First, do certain industries have financing needs during the declining growth cycle?
We compared the implementation of the outbreak phase and the budding phase of the fixed increase: the top 5 industries with the largest increase in the number of fixed increase implementations were the media, computer, medical and biological, mechanical equipment, and electronics.For the media, medical biology, non-bank finance, real estate and electronics.
These sectors have always faced refinancing needs.
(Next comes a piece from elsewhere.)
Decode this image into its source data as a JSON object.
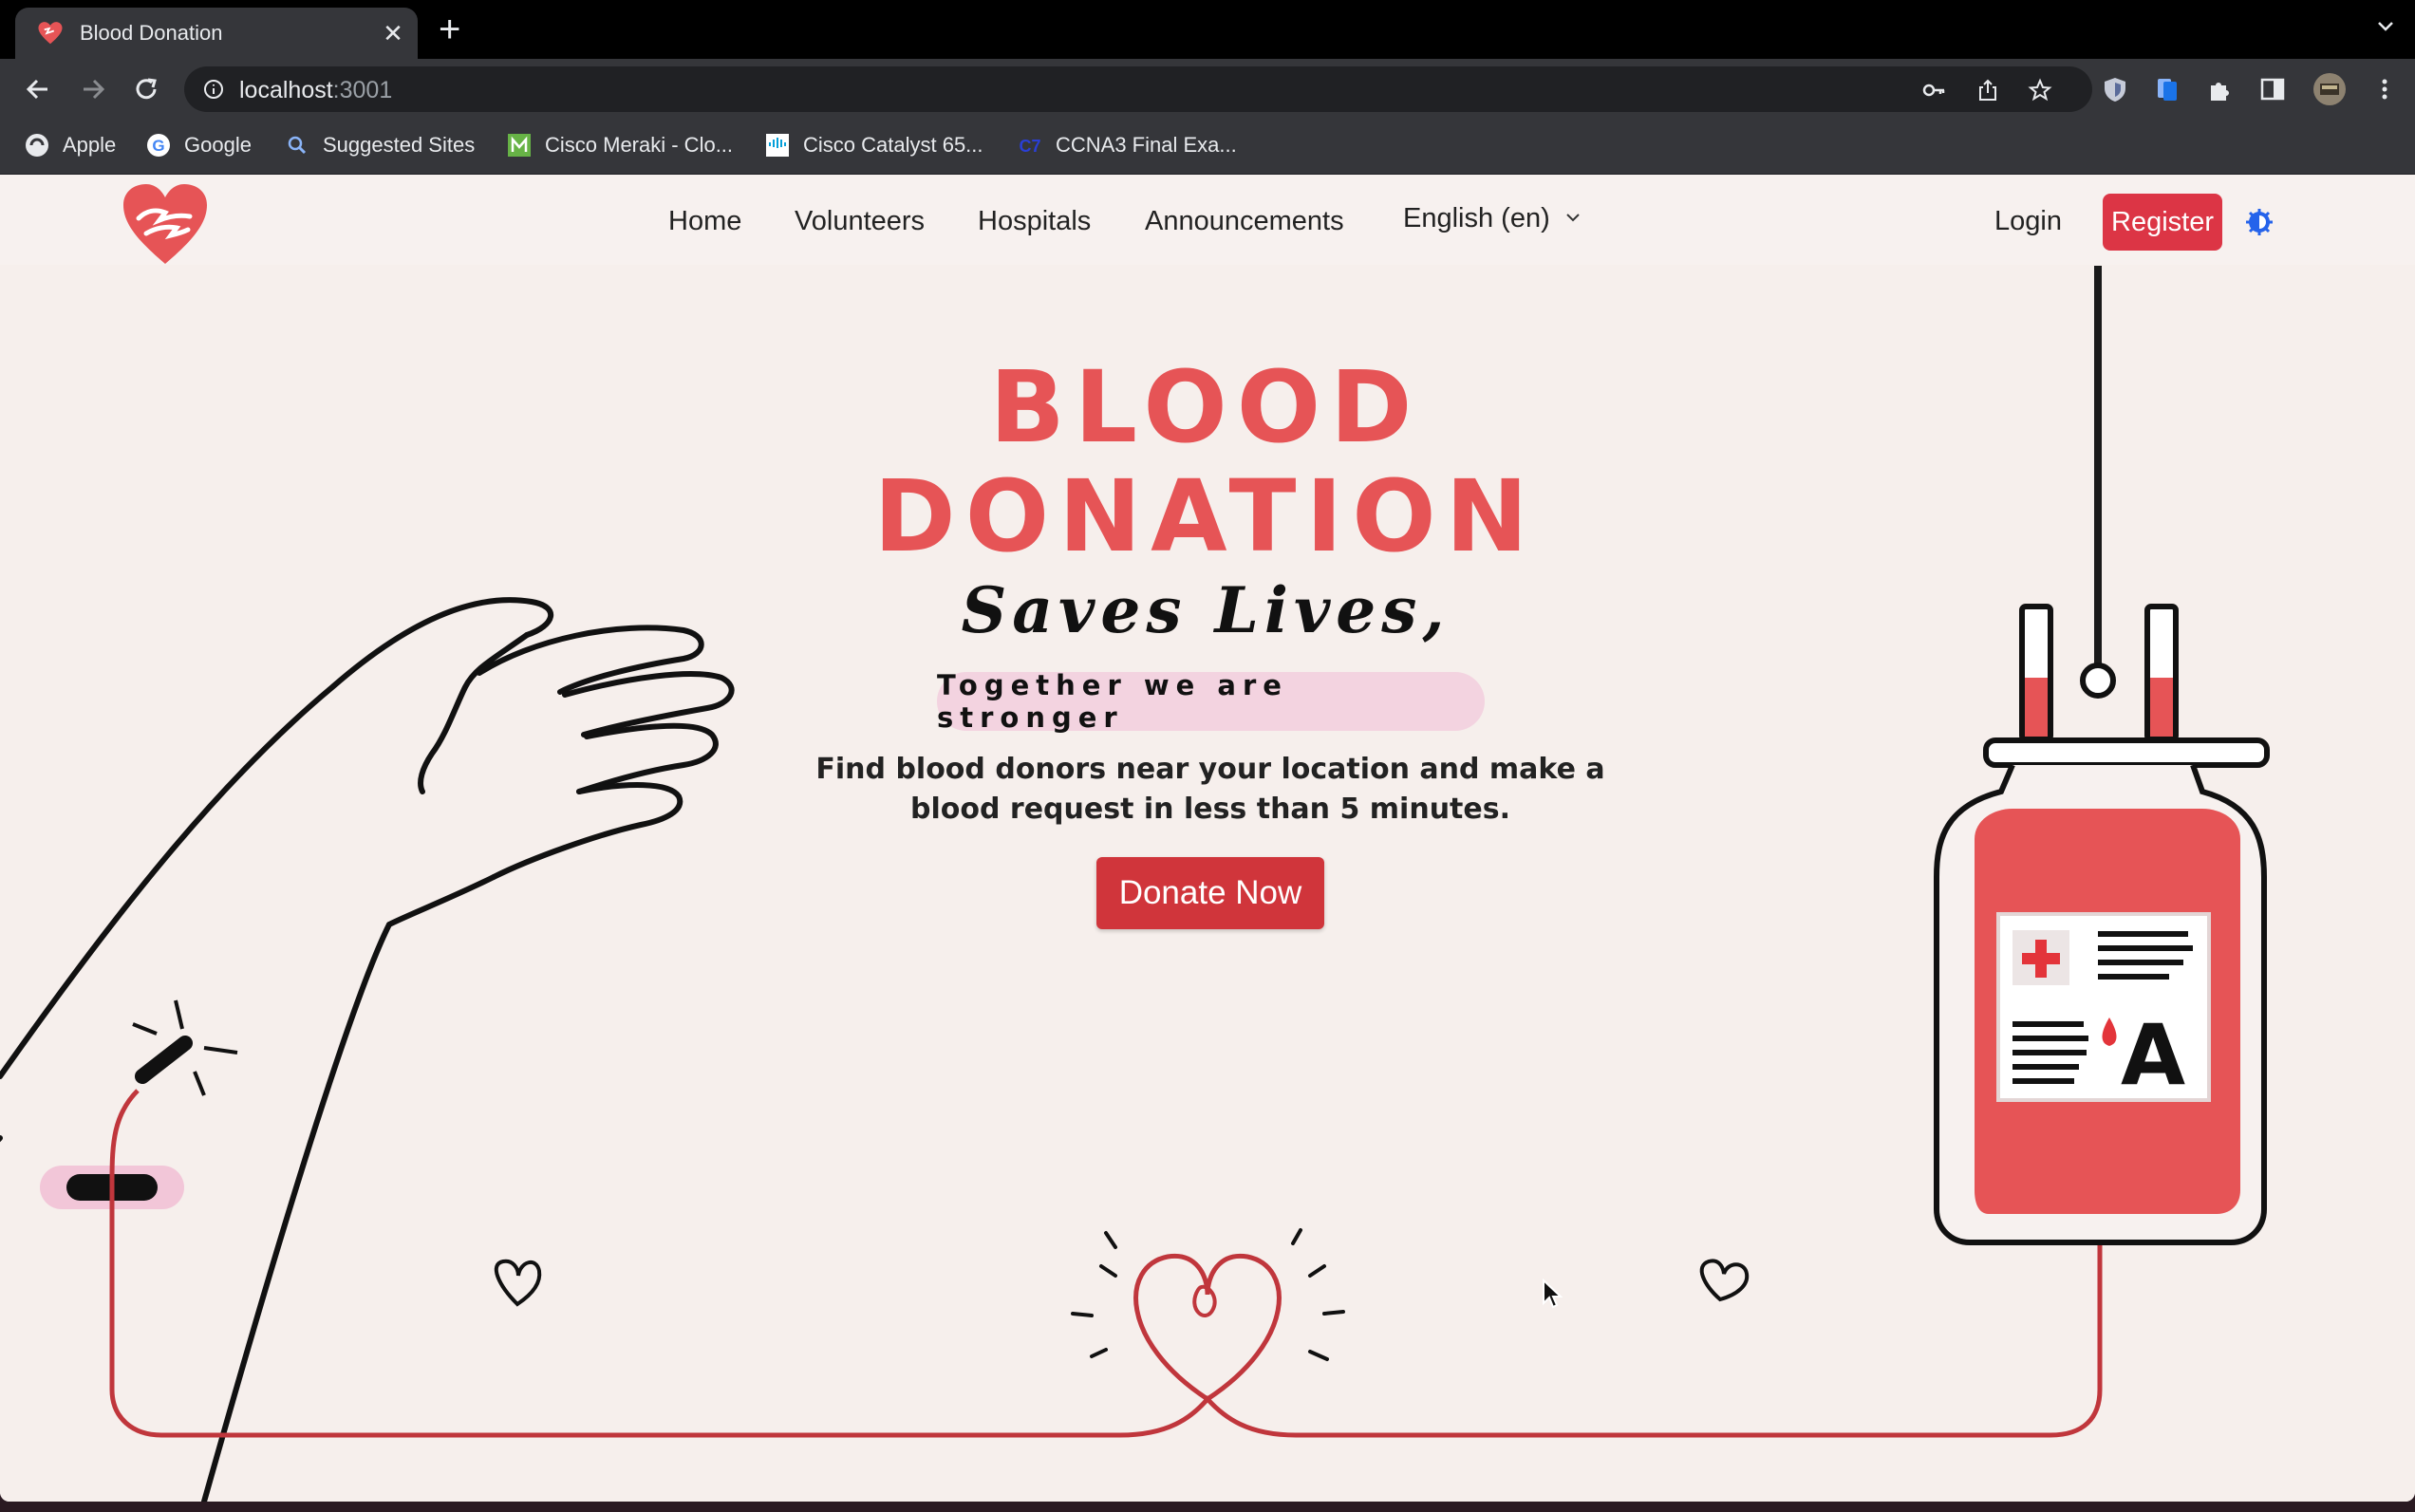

At the same time, after the policy tightening of the previous two years, which industries have the most suppressed financing needs?
We compared the implementation of the tightening phase and the tightening phase with the outbreak phase: the top 5 industries with the largest declines in the fixed phase during the tightening phase were the media, pharmaceutical and biological, computer, electronics and chemical industries.They are real estate, media, non-bank finance, public utilities and transportation.
In the new round of relaxation cycle, the financing needs of the above sectors are expected to be released intensively.